Change in default behavior for HTTP response headers
3 minute read
Note
This document describes deprecation [D056]HTTP responses from API Builder automatically include headers for “server”, “content-md5”, and “etag” by default (unless explicitly configured to be disabled in http.headers configuration).
This behavior has been deprecated since API Builder - Unna release.
Beginning with the Unna release, the HTTP headers “server”, “content-md5”, and “etag” are regarded as legacy headers, and will not be sent unless explicitly enabled in http.headers configuration.
This will be the default behavior in all new services.
Why are we deprecating this feature
The “server” header is used to identify the product and version of the server, e.g. server: API Builder/4.93.0. It is excluded by default for security purposes. If included in HTTP responses, it can aid attackers in targeted exploits.
The “etag” (or entity tag) identifies a specific version of a resource that can be used for caching by the browser. The “etag” is computationally expensive and not necessary if clients do not use it. It is excluded by default for performance purposes.
The “content-md5” is a MD5 hash of the HTTP response, and is used to ensure the response body was not tampered with between the server and the client. It is computationally expensive and not necessary if clients do check the header or if more modern security mechanisms are in place (e.g. TLS). It is excluded by default for performance purposes.
How does this impact my service
All new services will have “server”, “content-md5”, and “etag” disabled by default.
Any existing services will continue to work as they previously did, though it is strongly recommended you upgrade the service. Note that the upgrade is a change of behavior that may impact existing clients that rely on “server”, “etag” or “content-md5”.
Upgrading existing services
Updates contain important changes to improve the performance, stability, and security of your services. Installing them ensures that your software continues to run safely and efficiently.
It is strongly recommended you upgrade API Builder to the latest version as well any data connectors you may have in your stack. This feature requires a minimum of:
- API Builder - Unna
After upgrading, the disableLegacyHeaders feature will not be active until you enable it. To enable it, add the following setting to your default.js file.
flags: {
disableLegacyHeaders: true
}
Once disableLegacyHeaders is set to true, then “server”, “content-md5”, and “etag” are disabled by default, but the config.http.headers section can be used to explicitly enable or disable them.

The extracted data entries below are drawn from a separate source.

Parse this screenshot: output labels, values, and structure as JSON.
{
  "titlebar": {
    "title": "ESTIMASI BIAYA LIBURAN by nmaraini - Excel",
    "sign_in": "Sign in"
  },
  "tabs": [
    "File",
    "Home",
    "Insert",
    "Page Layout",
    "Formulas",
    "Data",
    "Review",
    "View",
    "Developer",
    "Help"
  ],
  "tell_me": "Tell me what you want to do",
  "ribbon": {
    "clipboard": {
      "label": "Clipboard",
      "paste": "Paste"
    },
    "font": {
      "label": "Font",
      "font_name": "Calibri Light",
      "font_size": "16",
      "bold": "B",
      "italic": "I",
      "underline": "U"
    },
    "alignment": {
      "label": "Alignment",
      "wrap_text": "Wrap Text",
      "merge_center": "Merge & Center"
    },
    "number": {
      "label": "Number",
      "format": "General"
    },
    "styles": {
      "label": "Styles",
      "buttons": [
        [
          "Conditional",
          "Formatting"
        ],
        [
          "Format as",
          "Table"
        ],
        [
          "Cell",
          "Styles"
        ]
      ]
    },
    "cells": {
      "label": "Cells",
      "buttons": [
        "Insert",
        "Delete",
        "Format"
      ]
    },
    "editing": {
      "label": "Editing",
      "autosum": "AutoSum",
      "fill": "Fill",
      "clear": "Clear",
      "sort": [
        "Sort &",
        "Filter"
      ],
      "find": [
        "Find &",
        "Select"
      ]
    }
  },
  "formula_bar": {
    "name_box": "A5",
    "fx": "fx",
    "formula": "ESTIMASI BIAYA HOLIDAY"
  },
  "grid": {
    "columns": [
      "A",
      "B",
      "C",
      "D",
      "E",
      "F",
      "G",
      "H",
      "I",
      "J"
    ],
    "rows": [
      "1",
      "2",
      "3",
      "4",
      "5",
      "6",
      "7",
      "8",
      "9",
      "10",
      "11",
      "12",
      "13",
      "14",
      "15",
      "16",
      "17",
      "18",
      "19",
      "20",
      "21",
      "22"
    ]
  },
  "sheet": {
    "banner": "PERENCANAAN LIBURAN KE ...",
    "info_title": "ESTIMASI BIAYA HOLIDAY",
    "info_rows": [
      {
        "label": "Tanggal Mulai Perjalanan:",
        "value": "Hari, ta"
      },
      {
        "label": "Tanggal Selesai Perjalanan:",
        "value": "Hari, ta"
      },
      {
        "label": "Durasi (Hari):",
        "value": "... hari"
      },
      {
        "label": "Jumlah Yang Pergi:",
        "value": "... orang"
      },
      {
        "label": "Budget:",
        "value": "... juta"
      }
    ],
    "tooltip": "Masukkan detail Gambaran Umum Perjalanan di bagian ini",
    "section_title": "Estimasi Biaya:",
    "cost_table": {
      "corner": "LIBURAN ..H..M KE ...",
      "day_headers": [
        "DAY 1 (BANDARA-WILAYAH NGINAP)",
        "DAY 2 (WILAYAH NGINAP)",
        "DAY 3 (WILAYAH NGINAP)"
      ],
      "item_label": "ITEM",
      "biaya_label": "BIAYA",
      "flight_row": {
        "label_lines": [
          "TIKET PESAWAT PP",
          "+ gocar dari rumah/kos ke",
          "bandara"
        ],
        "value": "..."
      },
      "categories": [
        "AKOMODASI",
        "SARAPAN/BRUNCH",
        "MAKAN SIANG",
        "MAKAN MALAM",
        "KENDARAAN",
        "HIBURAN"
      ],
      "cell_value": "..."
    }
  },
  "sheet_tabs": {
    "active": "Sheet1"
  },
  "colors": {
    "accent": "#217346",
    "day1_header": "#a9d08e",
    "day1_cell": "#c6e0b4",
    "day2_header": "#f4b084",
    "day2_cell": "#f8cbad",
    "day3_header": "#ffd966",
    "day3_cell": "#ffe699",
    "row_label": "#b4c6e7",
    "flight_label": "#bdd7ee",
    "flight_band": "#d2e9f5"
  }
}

If your service already has a config.http.headers, then your service is not impacted by this change, you can leave the configuration section as-is. Note that any header that is false can be deleted as they are now disabled by default.
If your service does not have a config.http.headers section, then you need to carefuly consider if your clients are impacted by “server”, “content-md5”, and “etag”, as they will not be sent by default. If clients of your service require “server”, “content-md5”, or “etag”, then you can individually enable them in your config.http.headers, e.g.:
http: {
// This is the port the service will be bound to. Defaults to 8080.
port: parseInt(process.env.PORT) || 8080,
// When this is true, the service will no longer listen on requests over http.
// Disabling http requires 'ssl' to be configured.
disabled: false,
// Controls certain header algorithms.
headers: {
etag: true
}
},
If “server” is already set to true, you should consider disabling it (or deleting it) for security purposes.
For more detailed information on the configuration options, see Project configuration.
Once enabled, ensure any clients do not depend on the deprecated behavior.